The third step is a vision for 2050. Europe should become the role model for a high-income society providing well-being, lower unemployment, and less inequality, leading in decarbonisation and public sector management. Innovations have to be driven by societal goals and not focus merely on labour productivity. This implies shifting taxes from labour to energy. Unemployment cannot be financed by lifelong social payments but has to be prevented ex ante by empowering young people to take on change in technologies. 

Last but not least, the EU has to reconnect with citizens, who should support the European project not only intellectually, but with empathy. This requires a narrative of why European integration is welfare-enhancing: "A Europe that empowers and increases life choices".

References 

Aiginger, K (2019), "Populism and economic dynamics in Europe", Policy Paper 1/2019, Policy Crossover Center Vienna – Europe.

Fukuyama, F (2018), Identity: The Demand for Dignity and the Politics of Resentment, Profile Books.

Guriev, S (2018), "Economic Drivers of Populism", AEA Papers and Proceedings (108): 200-213.

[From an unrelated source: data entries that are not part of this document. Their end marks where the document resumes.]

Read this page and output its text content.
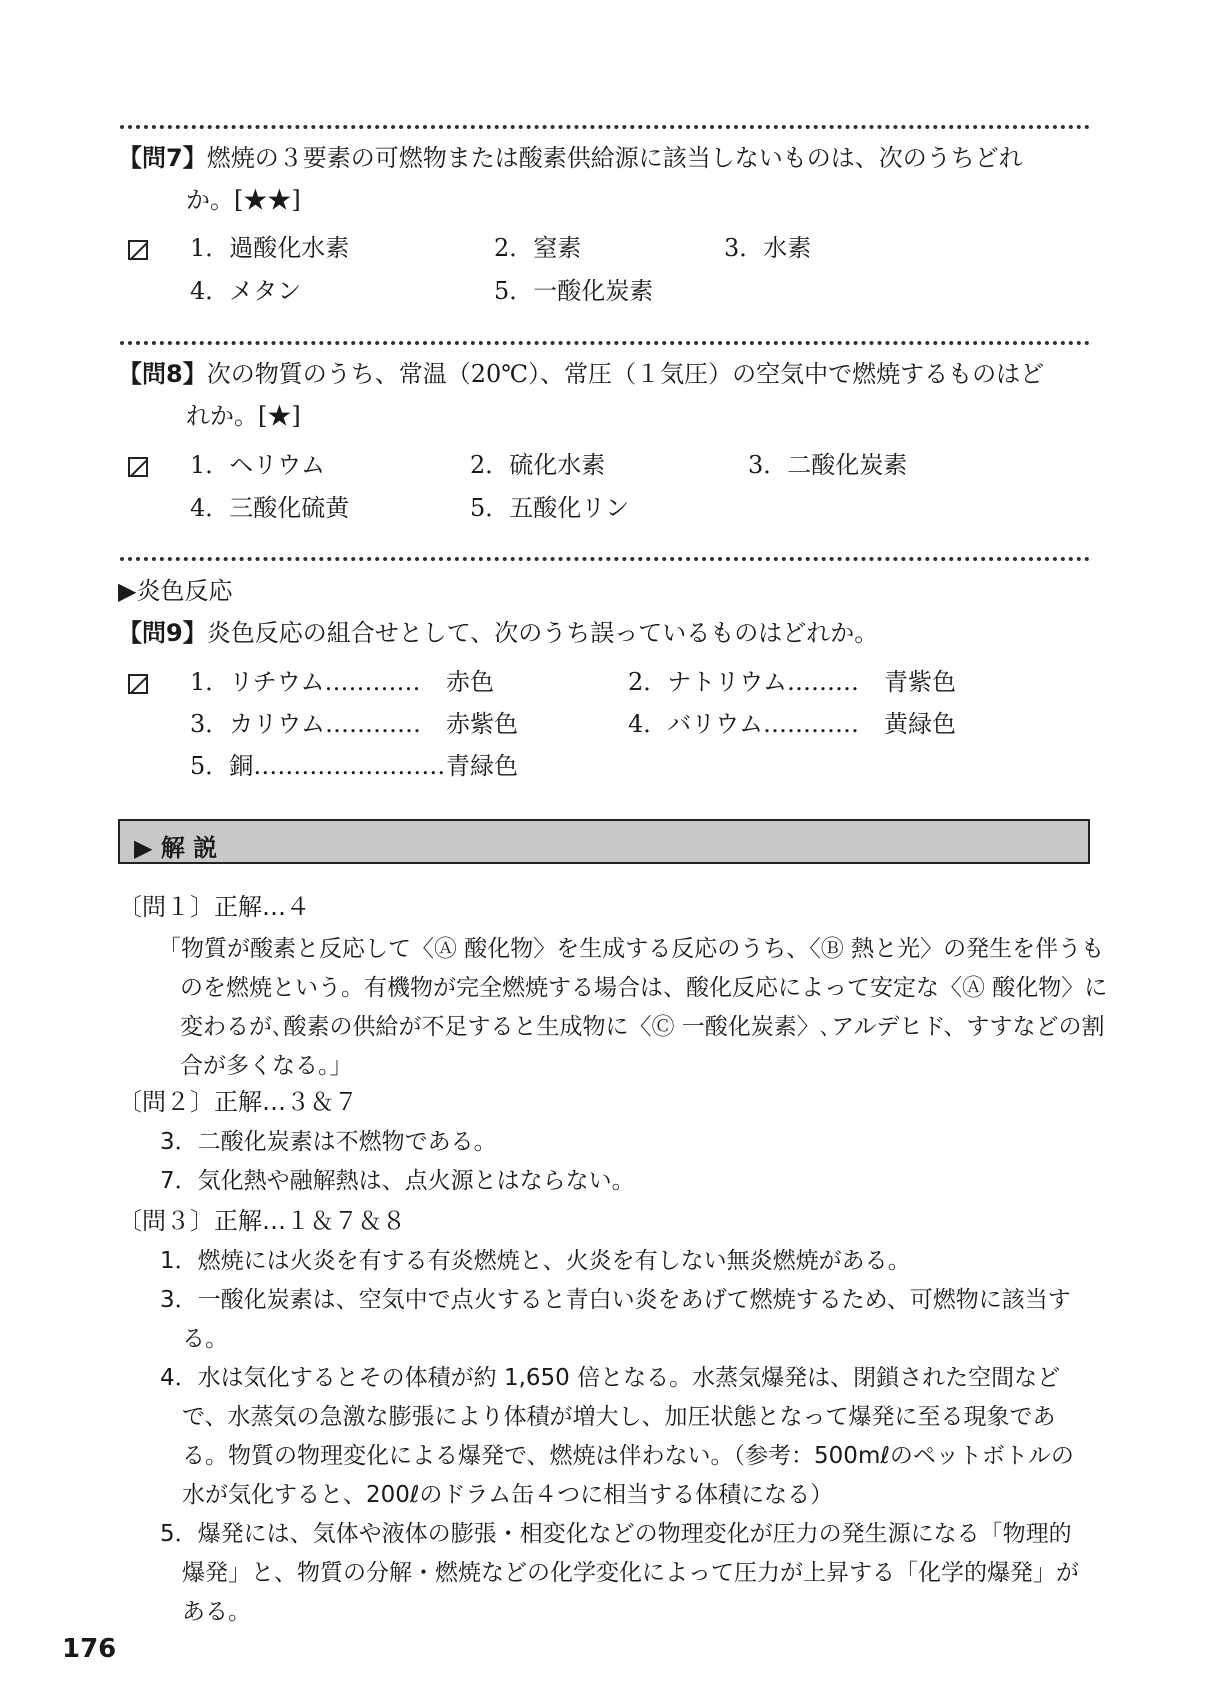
【問7】燃焼の３要素の可燃物または酸素供給源に該当しないものは、次のうちどれ
か。[★★]
1．過酸化水素	2．窒素	3．水素
4．メタン	5．一酸化炭素
【問8】次の物質のうち、常温（20℃）、常圧（１気圧）の空気中で燃焼するものはど
れか。[★]
1．ヘリウム	2．硫化水素	3．二酸化炭素
4．三酸化硫黄	5．五酸化リン
▶炎色反応
【問9】炎色反応の組合せとして、次のうち誤っているものはどれか。
1．リチウム………… 赤色	2．ナトリウム……… 青紫色
3．カリウム………… 赤紫色	4．バリウム………… 黄緑色
5．銅…………………… 青緑色
▶ 解 説
〔問１〕正解…４
「物質が酸素と反応して〈Ⓐ 酸化物〉を生成する反応のうち、〈Ⓑ 熱と光〉の発生を伴うものを燃焼という。有機物が完全燃焼する場合は、酸化反応によって安定な〈Ⓐ 酸化物〉に変わるが､酸素の供給が不足すると生成物に〈Ⓒ 一酸化炭素〉､アルデヒド、すすなどの割合が多くなる。」
〔問２〕正解…３＆７
3．二酸化炭素は不燃物である。
7．気化熱や融解熱は、点火源とはならない。
〔問３〕正解…１＆７＆８
1．燃焼には火炎を有する有炎燃焼と、火炎を有しない無炎燃焼がある。
3．一酸化炭素は、空気中で点火すると青白い炎をあげて燃焼するため、可燃物に該当する。
4．水は気化するとその体積が約 1,650 倍となる。水蒸気爆発は、閉鎖された空間などで、水蒸気の急激な膨張により体積が増大し、加圧状態となって爆発に至る現象である。物質の物理変化による爆発で、燃焼は伴わない。（参考：500mℓのペットボトルの水が気化すると、200ℓのドラム缶４つに相当する体積になる）
5．爆発には、気体や液体の膨張・相変化などの物理変化が圧力の発生源になる「物理的爆発」と、物質の分解・燃焼などの化学変化によって圧力が上昇する「化学的爆発」がある。
176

Mudde, C, and R Kaltwasser (2018), "Studying Populism in Studying Populism in Comparative Perspective", Comparative Policy Studies 51(13): 1667-1693.

Rodriguez-Pose, A (2018), "The revenge of the places that don't matter (and what to do about it)", Cambridge Journal of Regions, Economy and Society 11(1): 189-209.

Rodrik, D (2017), "Populism and the Economics of Globalization", CEPR Discussion Paper 12119.